To check these patterns I also created a wordle using the reign of a single ruler, Sultan Ala’uddin, who ruled Gowa until 1639 and famously oversaw its official conversion to Islam. The account of his reign in the chronicle is richer than most, and contains abundant historical details about conquests and other developments during this key period in Makassar’s history. Here it is:
Still looking this over, but despite the greater richness of reportage about the events of his reign it looks at first glance as if the same concerns about social place and position dominate.
I created this wordle as an experiment using the text from my translation of the Talloq Chronicle, a seventeenth-century historical manuscript from the Indonesian island of Sulawesi.
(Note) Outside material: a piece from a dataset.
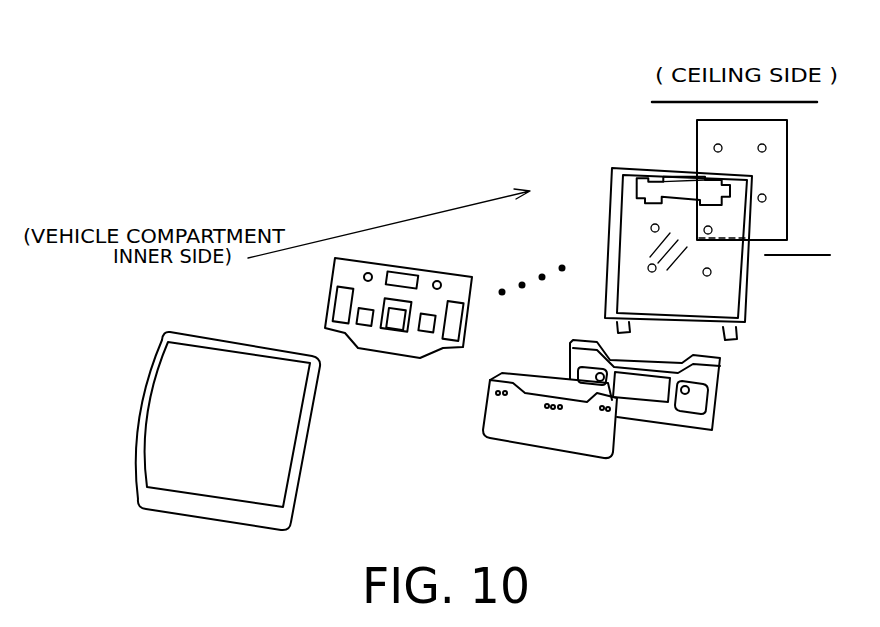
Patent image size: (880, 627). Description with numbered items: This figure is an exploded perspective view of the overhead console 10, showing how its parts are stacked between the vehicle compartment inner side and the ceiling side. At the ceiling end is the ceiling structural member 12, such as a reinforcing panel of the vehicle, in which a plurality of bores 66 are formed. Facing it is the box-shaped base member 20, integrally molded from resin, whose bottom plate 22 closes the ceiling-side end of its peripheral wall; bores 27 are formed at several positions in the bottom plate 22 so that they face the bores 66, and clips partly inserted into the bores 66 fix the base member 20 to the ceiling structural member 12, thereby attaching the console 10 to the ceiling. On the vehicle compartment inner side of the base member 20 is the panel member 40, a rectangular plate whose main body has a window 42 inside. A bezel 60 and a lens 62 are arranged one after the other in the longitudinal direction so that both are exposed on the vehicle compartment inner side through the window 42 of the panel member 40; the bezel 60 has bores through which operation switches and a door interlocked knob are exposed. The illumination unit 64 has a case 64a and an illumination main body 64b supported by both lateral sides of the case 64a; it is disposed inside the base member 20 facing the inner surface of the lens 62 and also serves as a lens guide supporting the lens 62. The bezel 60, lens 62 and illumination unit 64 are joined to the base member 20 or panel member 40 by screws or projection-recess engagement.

One thing this visual representation does superbly is underscore the intense focus on names and titles – karaeng and daeng are the two main ones – in this genre of Makassarese history. Kinship and other relationships are also important, but decidedly secondary. The prominence of nouns over verbs is also striking, and emphasizes again the genealogical nature and function of the chronicle: to locate individuals in their proper web of ancestors and relatives.
What is great about this way of representing information is that of course I knew all this already, but that’s because I spent months reading and translating this text. Someone with no familiarity with the Talloq Chronicle can at a glance gain an intuitive understanding of the social role of this important work.